Corporate Governance

Pollux Properties Ltd. (the “Company”) and its subsidiaries (collectively, the “Group”) are committed to maintaining a high standard of corporate governance within the Group, so as to ensure greater transparency and protection of shareholders’ interests. The Group supports the spirit of the Code of Corporate Governance 2018 (the “Code”) and accompanying Practice Guidance issued in August 2018, whilst also recognising that it needs to develop and maintain its own corporate governance processes to meet its specific business needs.

This report outlines the Group’s corporate governance processes and structures that were in place throughout the financial year ended 31 December 2022 (“FY2022”), with specific reference made to each of the principles of the Code. The board of directors (the “Board” or the “Directors”) of the Company confirms that, for FY2022, the Group has adhered to the principles and provisions as set out in the Code. Where there were any deviations from any provisions of the Code, appropriate disclosures and explanations are provided in this report.

Where necessary, the Board will review and set out the appropriate corporate governance practices to comply with the Code in the next annual report covering the financial year ending 31 December 2023.

1. The Board’s Conduct of Affairs
Principle 1: The Company is headed by an effective Board which is collectively responsible and works with the Management for the long-term success of the company.
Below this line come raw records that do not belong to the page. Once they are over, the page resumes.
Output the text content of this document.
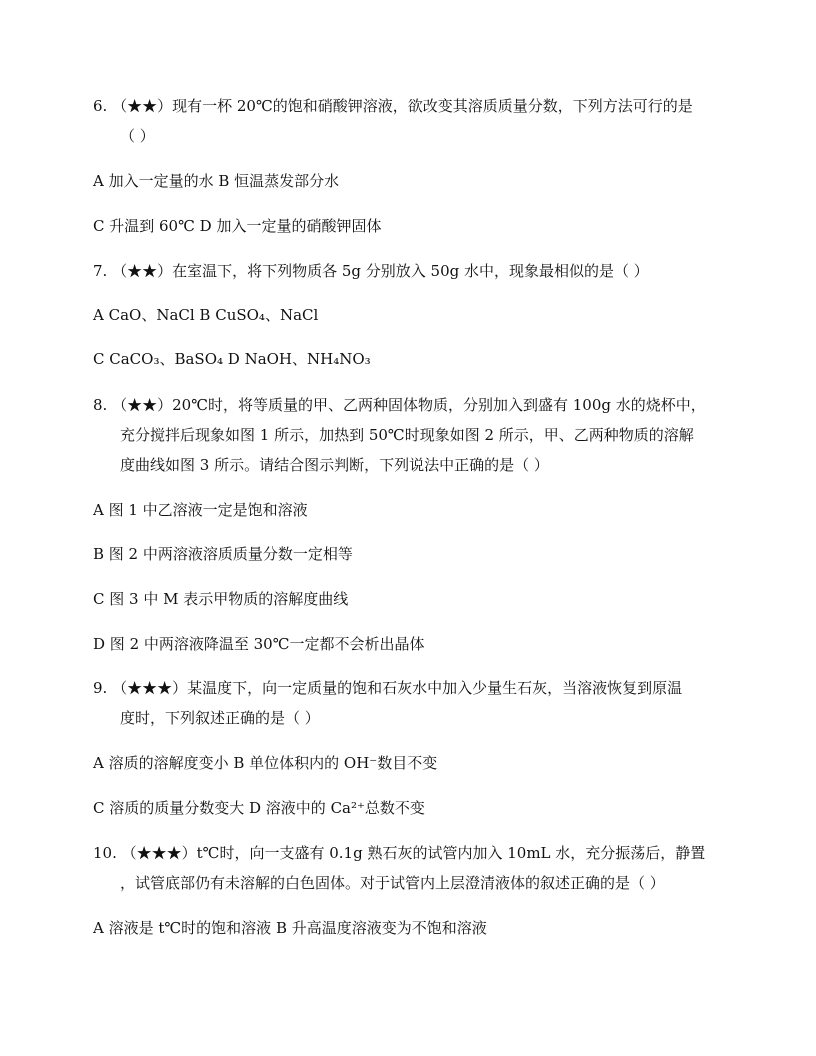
6. （★★）现有一杯 20℃的饱和硝酸钾溶液，欲改变其溶质质量分数，下列方法可行的是
（ ）
A 加入一定量的水 B 恒温蒸发部分水
C 升温到 60℃ D 加入一定量的硝酸钾固体
7. （★★）在室温下，将下列物质各 5g 分别放入 50g 水中，现象最相似的是（ ）
A CaO、NaCl B CuSO₄、NaCl
C CaCO₃、BaSO₄ D NaOH、NH₄NO₃
8. （★★）20℃时，将等质量的甲、乙两种固体物质，分别加入到盛有 100g 水的烧杯中，
充分搅拌后现象如图 1 所示，加热到 50℃时现象如图 2 所示，甲、乙两种物质的溶解
度曲线如图 3 所示。请结合图示判断，下列说法中正确的是（ ）
A 图 1 中乙溶液一定是饱和溶液
B 图 2 中两溶液溶质质量分数一定相等
C 图 3 中 M 表示甲物质的溶解度曲线
D 图 2 中两溶液降温至 30℃一定都不会析出晶体
9. （★★★）某温度下，向一定质量的饱和石灰水中加入少量生石灰，当溶液恢复到原温
度时，下列叙述正确的是（ ）
A 溶质的溶解度变小 B 单位体积内的 OH⁻数目不变
C 溶质的质量分数变大 D 溶液中的 Ca²⁺总数不变
10. （★★★）t℃时，向一支盛有 0.1g 熟石灰的试管内加入 10mL 水，充分振荡后，静置
，试管底部仍有未溶解的白色固体。对于试管内上层澄清液体的叙述正确的是（ ）
A 溶液是 t℃时的饱和溶液 B 升高温度溶液变为不饱和溶液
2. Board Composition and Guidance
Principle 2: The Board has an appropriate level of independence and diversity of thought and background in its composition to enable it to make decisions in the best interests of the company.
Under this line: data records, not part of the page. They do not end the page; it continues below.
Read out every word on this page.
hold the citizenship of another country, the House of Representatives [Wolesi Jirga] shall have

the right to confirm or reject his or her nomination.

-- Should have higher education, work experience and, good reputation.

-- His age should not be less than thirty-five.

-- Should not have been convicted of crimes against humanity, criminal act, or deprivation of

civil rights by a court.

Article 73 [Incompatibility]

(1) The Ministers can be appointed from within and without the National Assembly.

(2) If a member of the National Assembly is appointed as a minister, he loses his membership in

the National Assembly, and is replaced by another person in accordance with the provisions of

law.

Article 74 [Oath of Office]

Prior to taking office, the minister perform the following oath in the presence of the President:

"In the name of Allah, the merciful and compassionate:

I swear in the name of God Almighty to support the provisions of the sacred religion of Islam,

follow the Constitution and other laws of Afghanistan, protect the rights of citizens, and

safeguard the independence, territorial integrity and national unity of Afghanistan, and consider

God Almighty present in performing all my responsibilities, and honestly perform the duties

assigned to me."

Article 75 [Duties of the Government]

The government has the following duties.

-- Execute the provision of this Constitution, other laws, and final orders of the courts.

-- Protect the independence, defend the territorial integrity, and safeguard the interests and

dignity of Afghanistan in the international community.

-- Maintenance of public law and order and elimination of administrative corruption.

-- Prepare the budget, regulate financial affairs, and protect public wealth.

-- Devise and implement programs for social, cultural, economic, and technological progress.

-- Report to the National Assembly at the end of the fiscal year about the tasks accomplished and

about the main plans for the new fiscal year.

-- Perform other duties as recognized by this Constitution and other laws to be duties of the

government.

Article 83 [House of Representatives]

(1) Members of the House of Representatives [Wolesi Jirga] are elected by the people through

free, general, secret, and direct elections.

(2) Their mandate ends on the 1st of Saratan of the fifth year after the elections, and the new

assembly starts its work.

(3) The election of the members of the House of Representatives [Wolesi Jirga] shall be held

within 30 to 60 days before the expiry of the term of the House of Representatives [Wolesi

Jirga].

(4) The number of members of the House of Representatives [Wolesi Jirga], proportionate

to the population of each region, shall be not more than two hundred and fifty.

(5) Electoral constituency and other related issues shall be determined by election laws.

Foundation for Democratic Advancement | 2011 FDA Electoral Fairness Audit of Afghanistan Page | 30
3. Chairman and Chief Executive Officer
Principle 3: There is a clear division of responsibilities between the leadership of the Board and Management, and no one individual has unfettered powers of decision-making.

4. Board Membership
Principle 4: The Board has a formal and transparent process for the appointment and re-appointment of directors, taking into account the need for progressive renewal of the Board.

5. Board Performance
Principle 5: The Board undertakes a formal annual assessment of its effectiveness as a whole, and that of each of its board committees and individual directors.

6. Procedures for Developing Remuneration Policies
Principle 6: The Board has a formal and transparent procedure for developing policies on director and executive remuneration, and for fixing the remuneration packages of individual directors and key management personnel. No director is involved in deciding his or her own remuneration.
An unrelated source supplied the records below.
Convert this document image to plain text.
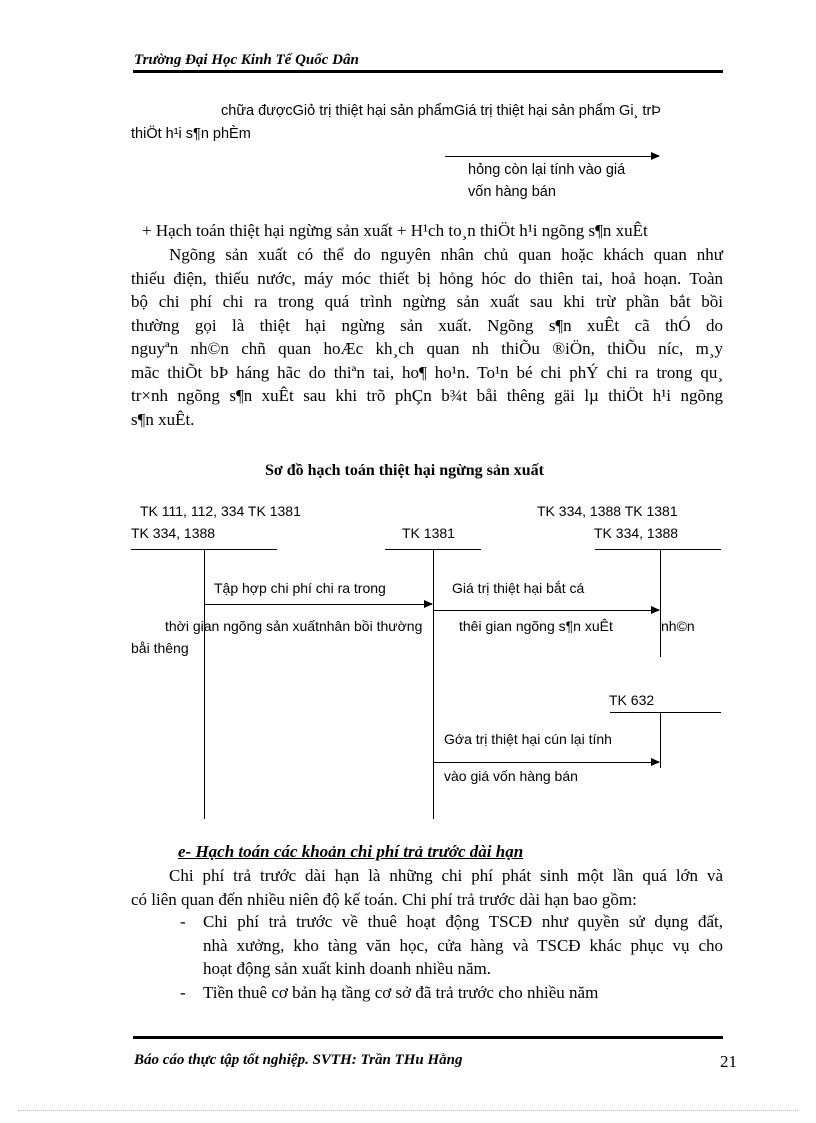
Trường Đại Học Kinh Tế Quốc Dân
chữa đượcGiỏ trị thiệt hại sản phẩmGiá trị thiệt hại sản phẩm Gi¸ trÞ
thiÖt h¹i s¶n phÈm
hỏng còn lại tính vào giá
vốn hàng bán
+ Hạch toán thiệt hại ngừng sản xuất + H¹ch to¸n thiÖt h¹i ngõng s¶n xuÊt
Ngõng sản xuất có thể do nguyên nhân chủ quan hoặc khách quan như
thiếu điện, thiếu nước, máy móc thiết bị hỏng hóc do thiên tai, hoả hoạn. Toàn
bộ chi phí chi ra trong quá trình ngừng sản xuất sau khi trừ phần bắt bồi
thường gọi là thiệt hại ngừng sản xuất. Ngõng s¶n xuÊt cã thÓ do
nguyªn nh©n chñ quan hoÆc kh¸ch quan nh thiÕu ®iÖn, thiÕu níc, m¸y
mãc thiÕt bÞ háng hãc do thiªn tai, ho¶ ho¹n. To¹n bé chi phÝ chi ra trong qu¸
tr×nh ngõng s¶n xuÊt sau khi trõ phÇn b¾t båi thêng gäi lµ thiÖt h¹i ngõng
s¶n xuÊt.
Sơ đồ hạch toán thiệt hại ngừng sản xuất
TK 111, 112, 334 TK 1381
TK 334, 1388	TK 1381
TK 334, 1388 TK 1381
TK 334, 1388
Tập hợp chi phí chi ra trong	Giá trị thiệt hại bắt cá
thời gian ngõng sản xuấtnhân bồi thường	thêi gian ngõng s¶n xuÊt	nh©n
båi thêng
TK 632
Gớa trị thiệt hại cún lại tính
vào giá vốn hàng bán
e- Hạch toán các khoản chi phí trả trước dài hạn
Chi phí trả trước dài hạn là những chi phí phát sinh một lần quá lớn và
có liên quan đến nhiều niên độ kế toán. Chi phí trả trước dài hạn bao gồm:
- Chi phí trả trước về thuê hoạt động TSCĐ như quyền sử dụng đất,
nhà xưởng, kho tàng văn học, cửa hàng và TSCĐ khác phục vụ cho
hoạt động sản xuất kinh doanh nhiều năm.
- Tiền thuê cơ bản hạ tầng cơ sở đã trả trước cho nhiều năm
Báo cáo thực tập tốt nghiệp. SVTH: Trần THu Hằng	21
7. Level and Mix of Remuneration
Principle 7: The level and structure of remuneration of the Board and key management personnel are appropriate and proportionate to the sustained performance and value creation of the Company, taking into account the strategic objectives of the Company.

8. Disclosure on Remuneration
Principle 8: The Company is transparent on its remuneration policies, level and mix of remuneration, the procedure for setting remuneration, and the relationships between remuneration, performance and value creation.

9. Risk Management and Internal Controls
Principle 9: The Board is responsible for the governance of risk and ensures that Management maintains a sound system of risk management and internal controls, to safeguard the interests of the company and its shareholders.

10. Audit Committee
Principle 10: The Board has an Audit Committee (“AC”) which discharges its duties objectively.

11. Shareholder Rights and Conduct of General Meetings
Principle 11: The Company treats all shareholders fairly and equitably in order to enable them to exercise shareholders’ rights and have the opportunity to communicate their views on matters affecting the Company. The Company gives shareholders a balanced and understandable assessment
of its performance, position and prospects.

12. Engagement with Shareholders
Principle 12: The Company communicates regularly with its shareholders and facilities the participation of shareholders during general meetings and other dialogues to allow shareholders to communicate their views on various matters affecting the Company.

13. Engagement with Stakeholders
Principle 13: The Board adopts an inclusive approach by considering and balancing the needs and interests of material stakeholders, as part of its overall responsibility to ensure that the best interests of the company are served.